Mattress shopping

The average adult will shop for six or seven mattresses in a lifetime, about as many as cars. This estimate assumes that your beds are picked for you before 20 and after 80, that you don’t switch cities often, that you avail yourself of a few 100-day return windows, and that on, at least on occasion, you rode one pony longer than the recommended ten years, into dust. Factoring all those, I arrive at six or seven.

We’re just so much passive cargo to each, but car shopping feels proactive and forward — researching, test driving, kicking actual wheels and pumping actual breaks. You steel your resolve for the dealer desk inquisition, then wilt under the hot-sleaze pitch, which always starts with “We do things different here.” Still, there’s a sense that your initiative, aggression, and toughness will be rewarded.

Mattress shopping is ready, set, lie down!

Traditional brick-and-mortar bed-buying has its own sleaze issue. It comes in the form of an industry-wide collusion.
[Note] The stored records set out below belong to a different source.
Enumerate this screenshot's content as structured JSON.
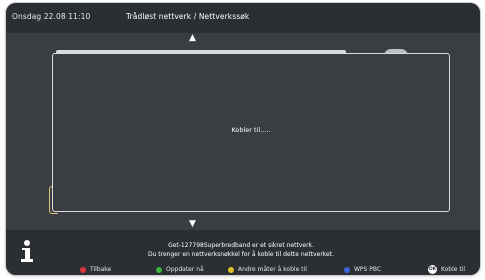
{
  "header": {
    "date_time": "Onsdag 22.08 11:10",
    "title": "Trådløst nettverk / Nettverkssøk"
  },
  "navigation": {
    "up_glyph": "▲",
    "down_glyph": "▼"
  },
  "dialog": {
    "status": "Kobler til....."
  },
  "info": {
    "icon": "info-icon",
    "line1": "Get-127798Superbredband er et sikret nettverk.",
    "line2": "Du trenger en nettverksnøkkel for å koble til dette nettverket."
  },
  "legend": {
    "red": {
      "label": "Tilbake",
      "color": "#d9353a"
    },
    "green": {
      "label": "Oppdater nå",
      "color": "#3fb53c"
    },
    "yellow": {
      "label": "Andre måter å koble til",
      "color": "#e3c22a"
    },
    "blue": {
      "label": "WPS PBC",
      "color": "#3d63d6"
    },
    "ok": {
      "badge": "OK",
      "label": "Koble til"
    }
  },
  "colors": {
    "panel": "#3a3d41",
    "header": "#2b2e32",
    "dialog_border": "#dadcde"
  }
}
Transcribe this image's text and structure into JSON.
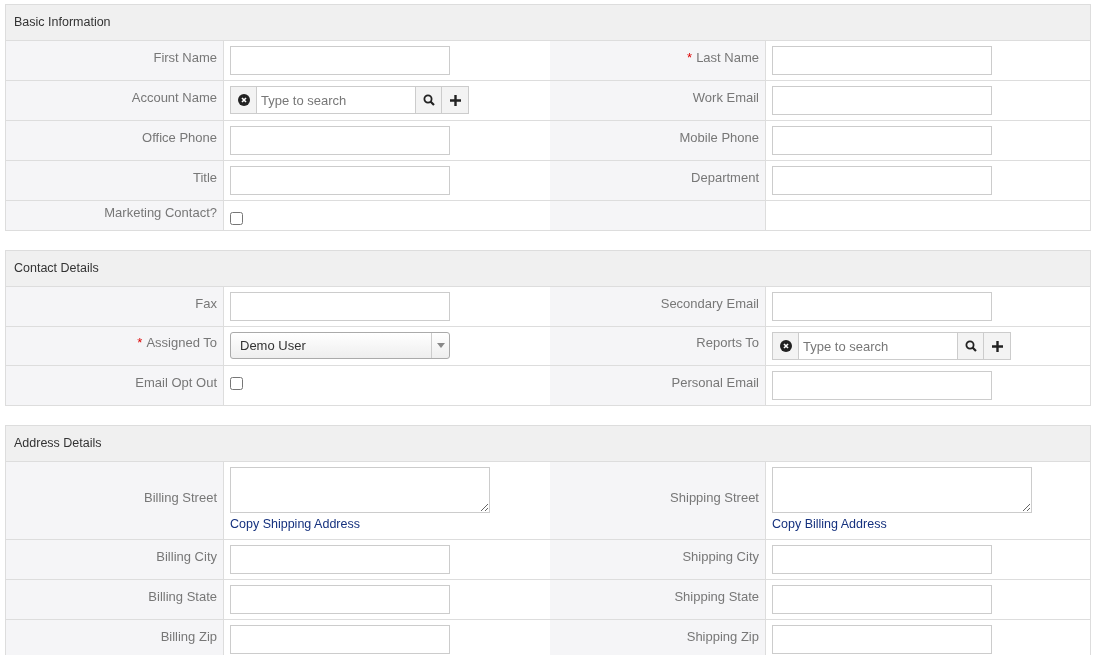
{
  "sections": [
    {
      "title": "Basic Information",
      "rows": [
        [
          {
            "kind": "text",
            "label": "First Name"
          },
          {
            "kind": "text",
            "label": "Last Name",
            "required_mark": "*"
          }
        ],
        [
          {
            "kind": "lookup",
            "label": "Account Name",
            "placeholder": "Type to search"
          },
          {
            "kind": "text",
            "label": "Work Email"
          }
        ],
        [
          {
            "kind": "text",
            "label": "Office Phone"
          },
          {
            "kind": "text",
            "label": "Mobile Phone"
          }
        ],
        [
          {
            "kind": "text",
            "label": "Title"
          },
          {
            "kind": "text",
            "label": "Department"
          }
        ],
        [
          {
            "kind": "checkbox",
            "label": "Marketing Contact?",
            "checked": false
          },
          {
            "kind": "empty"
          }
        ]
      ]
    },
    {
      "title": "Contact Details",
      "rows": [
        [
          {
            "kind": "text",
            "label": "Fax"
          },
          {
            "kind": "text",
            "label": "Secondary Email"
          }
        ],
        [
          {
            "kind": "select",
            "label": "Assigned To",
            "required_mark": "*",
            "value": "Demo User"
          },
          {
            "kind": "lookup",
            "label": "Reports To",
            "placeholder": "Type to search"
          }
        ],
        [
          {
            "kind": "checkbox",
            "label": "Email Opt Out",
            "checked": false
          },
          {
            "kind": "text",
            "label": "Personal Email"
          }
        ]
      ]
    },
    {
      "title": "Address Details",
      "rows": [
        [
          {
            "kind": "textarea",
            "label": "Billing Street",
            "link": "Copy Shipping Address"
          },
          {
            "kind": "textarea",
            "label": "Shipping Street",
            "link": "Copy Billing Address"
          }
        ],
        [
          {
            "kind": "text",
            "label": "Billing City"
          },
          {
            "kind": "text",
            "label": "Shipping City"
          }
        ],
        [
          {
            "kind": "text",
            "label": "Billing State"
          },
          {
            "kind": "text",
            "label": "Shipping State"
          }
        ],
        [
          {
            "kind": "text",
            "label": "Billing Zip"
          },
          {
            "kind": "text",
            "label": "Shipping Zip"
          }
        ]
      ]
    }
  ]
}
Sealy and Serta and the rest supply all the major department and furniture stores, but the product lines are re-aliased for each. The Westminster at Sears was the Windham at Penney was the Malibu at Montgomery Ward. Comparing store to store is in effect impossible. And any scale that begins at extra firm would hardly be considered a serious industry standard at the Department of Weights and Measures.


Bed to bed you go under the water-damaged ceiling tiles and the deep-set lighting, a prop on a set, conscious of your shoes, watched by a man. You try to carry the nervous system imprint from one unit to the next. You try to extrapolate eight hours, a third of your life spent pouring dreams, airs, and fevers into a quilted top platform with which you will eventually have as much in common, genetically, as your children. Everything seems to ride on this choice.

We bought a Casper. It needed some time to become itself and fulfill its potential, in the corner. It took a day to figure out what it wanted to be. We gave it space. You can’t force these things in your mold. After a couple of months on it, I realized what a little research could have told me at the start — it’s a well-made product, but firm foam mattresses are not ideal for side sleepers and their pressure points. Liz was konked, but Liz can sleep on a formica counter. Casper was tearing up my upper back, and I am lower-back guy.

We got a Wink bed, hybrid foam and spring. Edge strength is its weakness, and I sometimes feel I have a hard time centering on it, as in life. But the overall sensation will settle for no less than “delicious.” Liz is konked.

Props to Casper, however, for a fine product, an efficient return process, and a good-will policy of donating returns to local charitable agencies. Ours stayed around here, to keep an eye on me and to remember fondly the woman who would not move.